The reason I waited so long before posting this is because I wanted my anger toward Mr. Knieper to cool somewhat. I hold no personal ill-will against him. As a Christian, I realize that it is my charge to forgive those who have trespassed against me and mine; but that does not alleviate the trespasser from responsibility for their actions.
My forgiveness does not release Mr. Knieper from the consequences of his behavior.
The problem is that our current system of treating incidents like these as “accidents” that are really no one’s fault at all DOES release Mr. Knieper from the consequences of his actions.
And that is a travesty.
I haven’t decided on a course of action yet. I doubt that I’ll be starting any lobbying campaigns or grassroots movements any time soon to address this issue.

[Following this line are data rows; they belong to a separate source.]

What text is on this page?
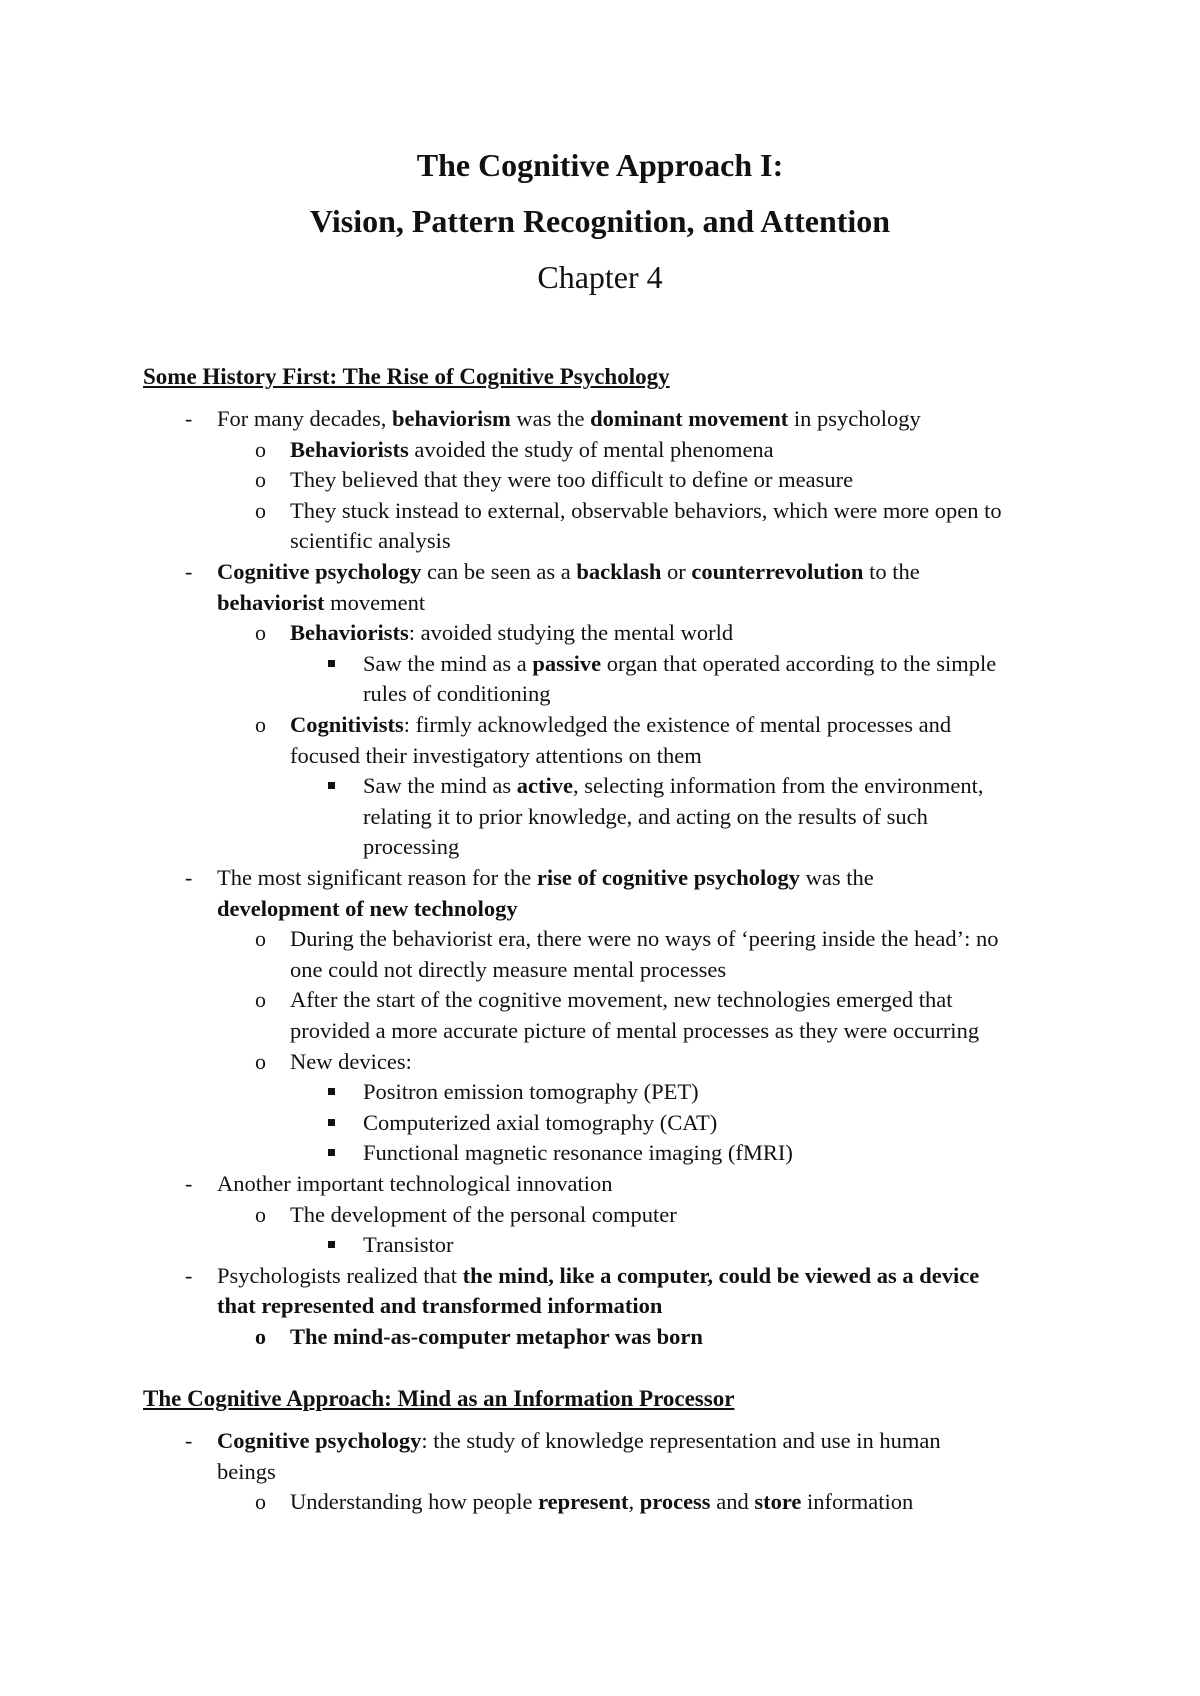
The Cognitive Approach I:
Vision, Pattern Recognition, and Attention
Chapter 4
Some History First: The Rise of Cognitive Psychology
- For many decades, behaviorism was the dominant movement in psychology
o Behaviorists avoided the study of mental phenomena
o They believed that they were too difficult to define or measure
o They stuck instead to external, observable behaviors, which were more open to
scientific analysis
- Cognitive psychology can be seen as a backlash or counterrevolution to the
behaviorist movement
o Behaviorists: avoided studying the mental world
Saw the mind as a passive organ that operated according to the simple
rules of conditioning
o Cognitivists: firmly acknowledged the existence of mental processes and
focused their investigatory attentions on them
Saw the mind as active, selecting information from the environment,
relating it to prior knowledge, and acting on the results of such
processing
- The most significant reason for the rise of cognitive psychology was the
development of new technology
o During the behaviorist era, there were no ways of ‘peering inside the head’: no
one could not directly measure mental processes
o After the start of the cognitive movement, new technologies emerged that
provided a more accurate picture of mental processes as they were occurring
o New devices:
Positron emission tomography (PET)
Computerized axial tomography (CAT)
Functional magnetic resonance imaging (fMRI)
- Another important technological innovation
o The development of the personal computer
Transistor
- Psychologists realized that the mind, like a computer, could be viewed as a device
that represented and transformed information
o The mind-as-computer metaphor was born
The Cognitive Approach: Mind as an Information Processor
- Cognitive psychology: the study of knowledge representation and use in human
beings
o Understanding how people represent, process and store information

And I have no misconceptions about what effect this one incident, my small ineffectual voice, my ranting, is going to have on society.
I realize that as a society, we don’t WANT Mr. Knieper to be held accountable for his actions. Because we realize that, in the current climate of nonchalantly climbing behind the wheels of our lethal weapons every day and operating them as if we don’t have a care in the world, it could have been virtually any of us who happened to have been blowing through that particular red light at that particular moment. That if we hold Mr. Knieper to account for his negligence, someday that may be US being held responsible for destroying someone else’s life.
It’s much easier for us to just write it off as an accident. Not really anyone’s fault, just one of those things that happens and an unavoidable consequence of living in today’s world.
Because taking personal responsibility for our actions is just too damned hard.